Earnings power value (EPV)
This is another enterprise-based valuation which gives you an estimate of how much a company’s shares might be worth if its current trading profits stay the same forever. If you can buy a share with stable or growing profits for less than its EPV then you might have unearthed a bargain.
EPV is a more advanced valuation technique which I explain in a separate article here.
Greene King looks as if it might be undervalued on this basis but it will not be if trading profits start to fall or debt levels grow faster than profits.
City analysts are currently expecting Greene King to broadly maintain its trading profits (EBIT).
You should not expect to buy the shares of high quality, fast growing companies for less than their EPV. The stock market rightly prices in the expectation of growth into the shares.
However, EPV can still be very useful as it allows you to understand a share price better by estimating how much of it is explained by current profits and how much by future profits growth.
I do this by comparing the share price with the EPV per share. Generally speaking, if I am looking to invest in high quality growth business, I might look to pay no more than twice its EPV – a P/EPV of 2 or less – to stop me from paying too much. This means that up to half the company’s share price is explained by the expectations of future growth.
You can see from the table below that there is a lot of pessimism baked into some pub company share prices at the moment. JD Wetherspoon and Fullers have the most optimism on this measure.
Revolution Bars is currently the subject of a 203p per share takeover bid. Could that bid be a little bit mean as it could be argued that the bidder is getting future profits growth for almost nothing?
This approach is used a lot by professional investors in order to get a more detailed and accurate valuation of a company. An EV is calculated for each separate business and various adjustments are made to get a value per share.

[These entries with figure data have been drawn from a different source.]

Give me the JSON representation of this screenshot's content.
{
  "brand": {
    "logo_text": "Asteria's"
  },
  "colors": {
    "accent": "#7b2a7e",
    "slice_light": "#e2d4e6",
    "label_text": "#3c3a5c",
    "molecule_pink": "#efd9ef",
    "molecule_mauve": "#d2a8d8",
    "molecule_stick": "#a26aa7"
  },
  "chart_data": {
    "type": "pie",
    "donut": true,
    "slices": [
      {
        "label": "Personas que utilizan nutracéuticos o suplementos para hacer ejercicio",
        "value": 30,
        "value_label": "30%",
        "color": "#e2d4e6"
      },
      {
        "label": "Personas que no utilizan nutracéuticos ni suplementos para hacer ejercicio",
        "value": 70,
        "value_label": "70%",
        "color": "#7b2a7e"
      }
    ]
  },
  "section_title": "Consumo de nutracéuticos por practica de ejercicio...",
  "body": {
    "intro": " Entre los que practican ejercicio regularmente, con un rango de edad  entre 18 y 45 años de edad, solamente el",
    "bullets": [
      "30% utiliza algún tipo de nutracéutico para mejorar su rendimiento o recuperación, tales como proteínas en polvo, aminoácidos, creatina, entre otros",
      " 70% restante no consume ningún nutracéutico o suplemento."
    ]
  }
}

SOP is often referred to as a ‘break up’ valuation which estimates what a company would be worth if it was bought and its businesses were sold off separately.
These valuations can be quite involved and are best suited to someone who has some degree of industry knowledge. As with any absolute valuation it is only as good or credible as the assumptions behind it. A good SOP can take a lot of work.
|Asset (£m)||EBIT||Cost adj||Adj EBIT||Multiple||EV||Comment|
|Pub Company||308.1||-16.7||291.4||11.8||3,438.50||RBG t/o|
|Pub Partners||92.8||-1.85||90.95||9.9||900.4||Punch Taverns t/o|
|Brewing||31||-1.85||29.2||11||320.7||Charles Wells t/o|
|Deferred tax asset||63.1|
|Value per share (p)||735|
The first thing I’ve done here is to adjust the most recent trading profits by allocating central costs of £20.4m to each division based on their proportion of turnover. I’ve then valued each division by applying an EV/EBIT multiple from a recent or ongoing takeover transaction in the appropriate sector to get an estimate of market value.
On this basis, I can value Greene King shares at 735p each and therefore raise the question whether its shares might be undervalued.
This article is for educational purposes only. It is not a recommendation to buy or sell shares or other investments. Do your own research before buying or selling any investment or seek professional financial advice.